Positive developments from Colombia's election

No one was a bigger supporter of America's regime change policy for Venezuela than Colombia's far-right government.
And then Colombia elected its first leftist president, Gustavo Petro, and everything changed.

As recently as January 2022, this was the story from that part of the world.

At least 27 people died in fighting between armed Colombian groups on Sunday, January 2, in Arauca, a region in eastern Colombia on the border with Venezuela. Although soldiers were deployed to this rural area, residents say they feel trapped and abandoned. They say they are living in a "climate of terror", with some hiding at home, while others have decided to flee.

The fighting was between members of the National Liberation Army (ELN), the last guerrilla group still active in the country, and members of a dissident faction of the Revolutionary Armed Forces of Colombia (FARC), which broke a peace agreement with the government in 2016. The groups are fighting for control of both territory and cocaine smuggling routes.

Then Petro won the election and he started doing things that Washington didn't want him to do.

Venezuela will seek to reestablish its military ties with neighbor Colombia, the country's defense minister said on Tuesday, after years of conflictive relations between the two nations.

With military cooperation established, security returned to the border. Petro restarted peace talks with rebels after the previous right-wing government intentionally broke the peace agreements. One rebel group even announced a unilateral cease fire.
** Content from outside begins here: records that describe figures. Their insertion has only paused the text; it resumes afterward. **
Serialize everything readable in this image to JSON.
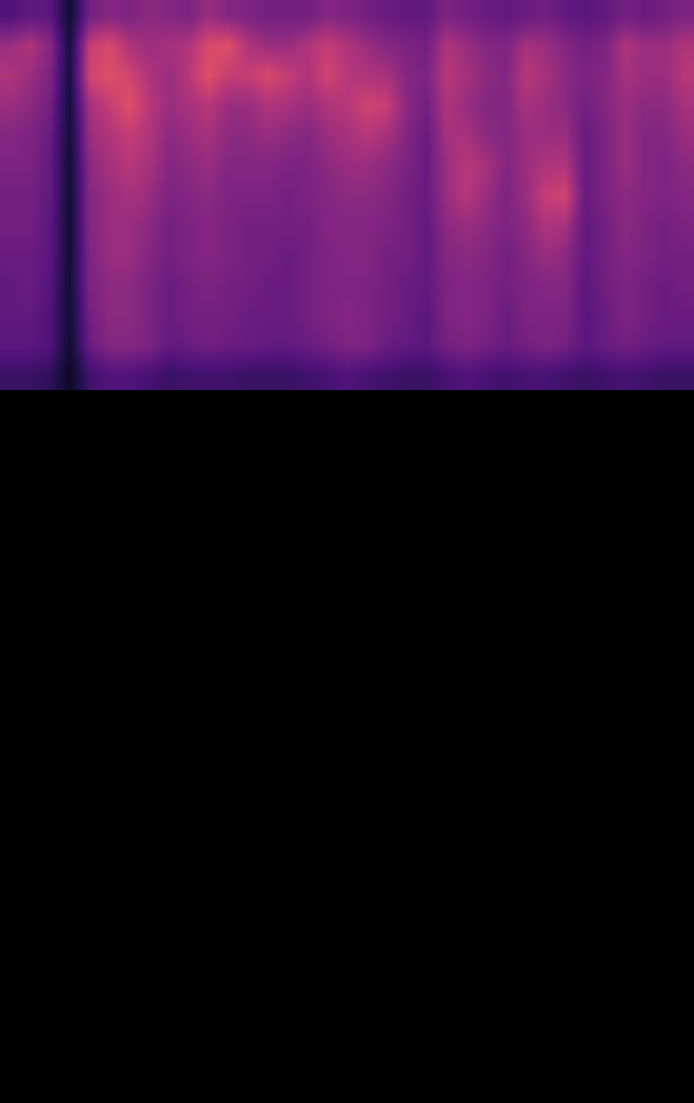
{
  "chart_data": {
    "type": "heatmap",
    "x": [
      0.5,
      1.5,
      2.5,
      3.5,
      4.5,
      5.5,
      6.5,
      7.5,
      8.5,
      9.5,
      10.5,
      11.5,
      12.5,
      13.5,
      14.5,
      15.5,
      16.5,
      17.5,
      18.5,
      19.5,
      20.5,
      21.5,
      22.5,
      23.5,
      24.5,
      25.5,
      26.5,
      27.5,
      28.5,
      29.5,
      30.5,
      31.5,
      32.5,
      33.5,
      34.5
    ],
    "y": [
      0.5,
      1.5,
      2.5,
      3.5,
      4.5,
      5.5,
      6.5,
      7.5,
      8.5,
      9.5,
      10.5,
      11.5,
      12.5
    ],
    "xlim": [
      0,
      35
    ],
    "ylim": [
      0,
      36.8
    ],
    "zlim": [
      0,
      100
    ],
    "tick_labels": false,
    "grid": false,
    "cells": [
      [
        35,
        40,
        38,
        15,
        45,
        50,
        48,
        52,
        50,
        48,
        55,
        50,
        48,
        45,
        45,
        45,
        50,
        48,
        45,
        42,
        40,
        40,
        48,
        45,
        42,
        40,
        42,
        45,
        40,
        38,
        40,
        45,
        42,
        45,
        48
      ],
      [
        55,
        60,
        50,
        18,
        65,
        70,
        60,
        55,
        58,
        60,
        70,
        72,
        60,
        55,
        55,
        60,
        65,
        60,
        55,
        50,
        48,
        45,
        60,
        55,
        50,
        48,
        58,
        55,
        50,
        45,
        48,
        60,
        55,
        55,
        60
      ],
      [
        60,
        55,
        48,
        18,
        68,
        72,
        68,
        60,
        55,
        62,
        72,
        65,
        65,
        70,
        65,
        60,
        68,
        62,
        60,
        58,
        50,
        48,
        62,
        58,
        52,
        50,
        62,
        58,
        52,
        48,
        50,
        58,
        55,
        55,
        62
      ],
      [
        55,
        52,
        45,
        17,
        58,
        65,
        72,
        62,
        55,
        58,
        62,
        55,
        55,
        60,
        58,
        55,
        60,
        62,
        68,
        65,
        52,
        45,
        60,
        55,
        50,
        50,
        58,
        55,
        52,
        45,
        50,
        55,
        52,
        52,
        58
      ],
      [
        50,
        48,
        42,
        16,
        55,
        60,
        65,
        60,
        52,
        55,
        58,
        52,
        52,
        55,
        52,
        50,
        55,
        58,
        62,
        58,
        50,
        42,
        58,
        58,
        52,
        50,
        55,
        55,
        55,
        42,
        48,
        55,
        50,
        50,
        55
      ],
      [
        48,
        48,
        40,
        15,
        52,
        58,
        62,
        58,
        50,
        52,
        55,
        50,
        50,
        50,
        48,
        48,
        52,
        55,
        55,
        52,
        48,
        42,
        55,
        62,
        58,
        50,
        55,
        60,
        60,
        42,
        48,
        55,
        50,
        48,
        52
      ],
      [
        45,
        45,
        40,
        15,
        50,
        55,
        58,
        55,
        48,
        50,
        52,
        48,
        48,
        48,
        45,
        48,
        50,
        52,
        52,
        50,
        45,
        42,
        55,
        62,
        55,
        48,
        55,
        65,
        68,
        42,
        48,
        52,
        50,
        48,
        50
      ],
      [
        45,
        45,
        38,
        15,
        50,
        55,
        55,
        52,
        45,
        48,
        50,
        48,
        45,
        45,
        45,
        45,
        50,
        50,
        50,
        48,
        45,
        40,
        52,
        55,
        52,
        48,
        52,
        60,
        58,
        40,
        45,
        52,
        48,
        45,
        48
      ],
      [
        42,
        42,
        38,
        15,
        48,
        55,
        55,
        50,
        45,
        48,
        50,
        48,
        45,
        45,
        42,
        45,
        48,
        50,
        50,
        45,
        45,
        40,
        50,
        52,
        50,
        45,
        50,
        55,
        52,
        40,
        45,
        50,
        48,
        45,
        45
      ],
      [
        40,
        42,
        36,
        15,
        48,
        52,
        52,
        48,
        42,
        45,
        48,
        45,
        45,
        42,
        42,
        45,
        48,
        48,
        48,
        45,
        42,
        40,
        48,
        50,
        48,
        45,
        48,
        50,
        50,
        38,
        45,
        48,
        45,
        42,
        45
      ],
      [
        40,
        40,
        35,
        15,
        45,
        52,
        52,
        48,
        42,
        45,
        45,
        45,
        42,
        42,
        42,
        45,
        48,
        50,
        48,
        45,
        42,
        38,
        48,
        50,
        48,
        42,
        48,
        48,
        48,
        38,
        42,
        48,
        45,
        42,
        42
      ],
      [
        38,
        38,
        35,
        14,
        42,
        50,
        50,
        48,
        40,
        42,
        45,
        42,
        42,
        40,
        40,
        42,
        45,
        48,
        48,
        42,
        40,
        38,
        45,
        48,
        45,
        42,
        45,
        48,
        45,
        38,
        42,
        45,
        42,
        40,
        40
      ],
      [
        28,
        28,
        25,
        10,
        30,
        35,
        35,
        32,
        28,
        30,
        30,
        30,
        28,
        28,
        28,
        30,
        32,
        35,
        32,
        30,
        28,
        28,
        32,
        35,
        32,
        30,
        32,
        32,
        30,
        28,
        30,
        32,
        30,
        28,
        28
      ]
    ]
  }
}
Next thing you know, good things began happening at the border.

In a major meeting of more than 200 businessmen from Colombia and Venezuela, both sides will seek to strengthen their relationship after a strict border ordinance disallowed them to exchange goods.
The meeting, held in Cúcuta, was also attended by 32 mayors of the capitals of Colombia.

Suddenly people who haven't had steady work in years because of the closed border, started getting jobs. Airflights resumed between the two nations.
Venezuela's inflation has moderated, investors are returning, and Venezuelan exiles are beginning to return home.
And of course, diplomatic relations were resumed.
Even Yahoo News had to acknowledge that Venezuela is no longer as isolated as it once was.

Like many tyrants, Mr Maduro hails democracy when it works to his liking. “New times are coming,” he tweeted shortly after the victory of Mr Petro, a guerrilla-turned-senator, in June.

In other words, it's a diplomatic nightmare for Washington, and its only been a couple months.